One of the Dragon’s friends described the 3 – 8 hour wait for brewed coffee as an exercise in “torture”, but we tend to make it over night or first thing on Saturday morning.  That way it is either ready by morning, or if made in the day time the tower is fragrant art on our table throughout the day and ready to consume in the afternoon.  The best thing? Since it makes 8 cups, you can store it in the fridge and it is ready in a flash whenever you want it.  Below is a how-to-guide with a few hints thrown in along the way.

 

So how do you go about making Cold Drip Coffee?

Method

  1. Place a filter at the bottom of the second glass container (we use the metal filter that came with the tower), half fill with coffee beans ground to the same consistency as used in a drip filter, or to an 8.6 grind.  At this stage you can drip a small amount of water into the coffee beans to just moisten it all over so that the iced water will drip evenly through the beans later on.  Make sure to stop the opening at the bottom with your finger as you carry it from the tap or you will leave a trail of coffee on your kitchen floor.  Top with a wet paper filter and replace the container into the second top layer of your tower.  In our tower, we find that it works best to start with this step, or else it all gets too messy.

     

     

  2. Fill the top receptacle to the brim with ice.  Then fill to the brim with water, place the lid on top and place in the top cavity of your tower.  I recommend using ice.  Some just use room temperature water, so you can experiment both ways to explore the impact on the flavour of the same beans both ways.  I love how subtle changes can create different experiences.
  3. Twist the knob on the top until water is dripping approximately one drip per second.  This knob opens and closes the opening, changing the drip rate.
  4. You will find that it slows down after 2 hours or so due to pressure changes in the iced water, so you will need to adjust it at least once (usually not more than that).  If you put it on a couple of hours before bed, then you can check it just before you turn in for the night.

    I love watching the coffee drip through the spiral
    So cute and so science-labey

    By morning or 6-8 hours after you brew, the bottom flask should be 3/4 full of deliciousness.

    Lighting is different in this one because it is morning.
    Imagine waking up to this beautiful brew!

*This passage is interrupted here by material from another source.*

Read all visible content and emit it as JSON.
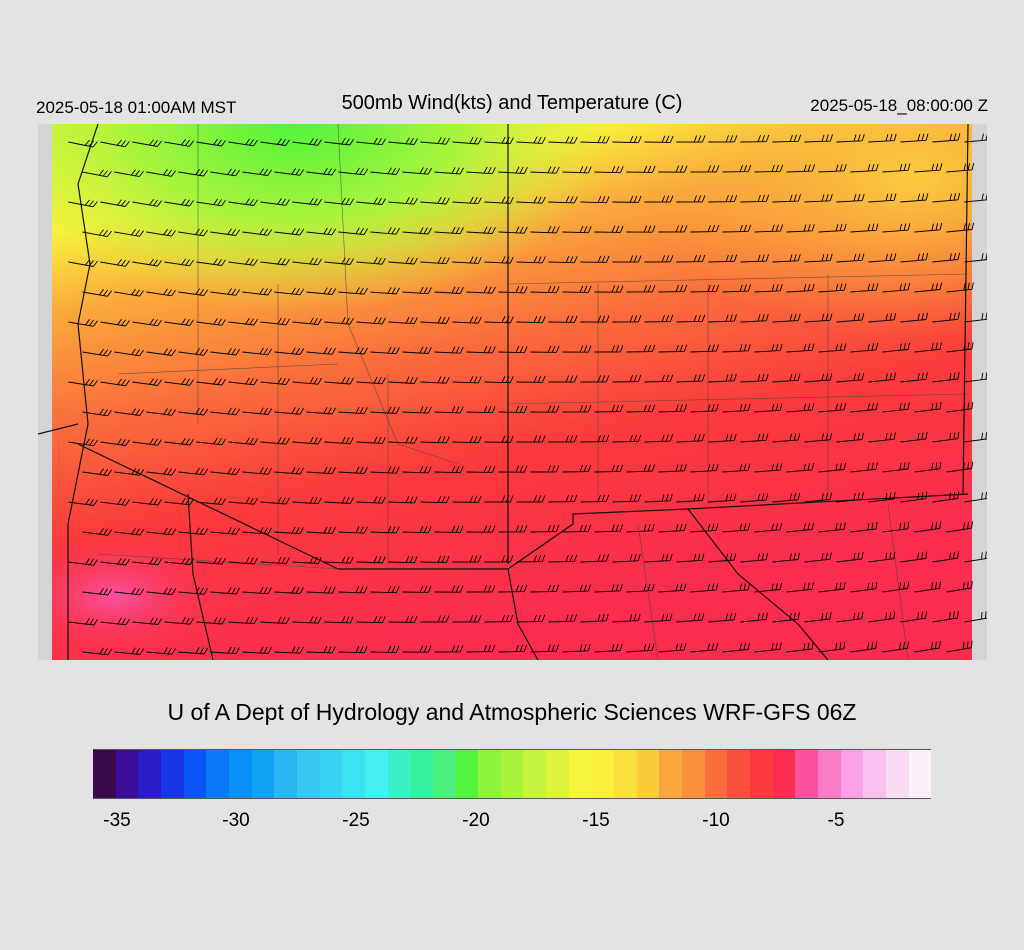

    We recently decided not to save our good glasses for special occasions since they had survived 10+ years so far, we don’t have kids yet to break them, and they were going to waste in a cupboard unused.  So to feel a little swanky, we like to serve our cold coffee in crystal tumblers 😉 We start with the coffee, then stir in 1 tsp of sugar syrup (made in advance by bringing equal measures of sugar and water to the boil, then simmering for 2 minutes before bottling and refrigerating, or bought from anywhere that sells cocktail ingredients) or flavoured coffee syrup as sugar will not dissolve in cold coffee.  Depending on your preference, you can add ice and/or milk and voila! Fancy coffee!

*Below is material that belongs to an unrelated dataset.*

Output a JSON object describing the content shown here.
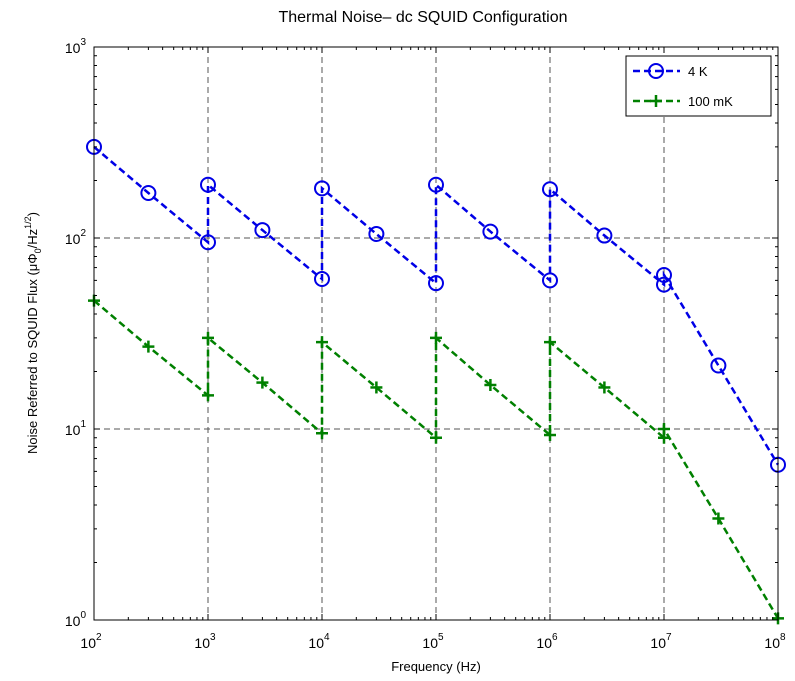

    Best enjoyed on a Summer’s day – with or without ice.

Our Take Aways

From the Dragon (since it was his present):
This thing is great! I am in love with it’s “science-labeyness” – as the Bunny puts it.  One of the best things about it is that it makes a large amount which keeps really well in the fridge. So, you will get a half week of breakfast coffees out of it.  Additionally, when you are waiting for the brewing process to complete it FILLS the home with a beautiful coffee aroma (which is very pleasant to wake up to in the morning if you brew overnight).  The method of brewing is completely different from more traditional methods with drip filters, espresso or greek style coffee as there is no heat or pressure applied.  This means that if you have any favourite or go-to beans you’re used too you can re-visit them with the cold drip method and they will have a completely different flavour profile.  We love it and make use of it about every two weeks.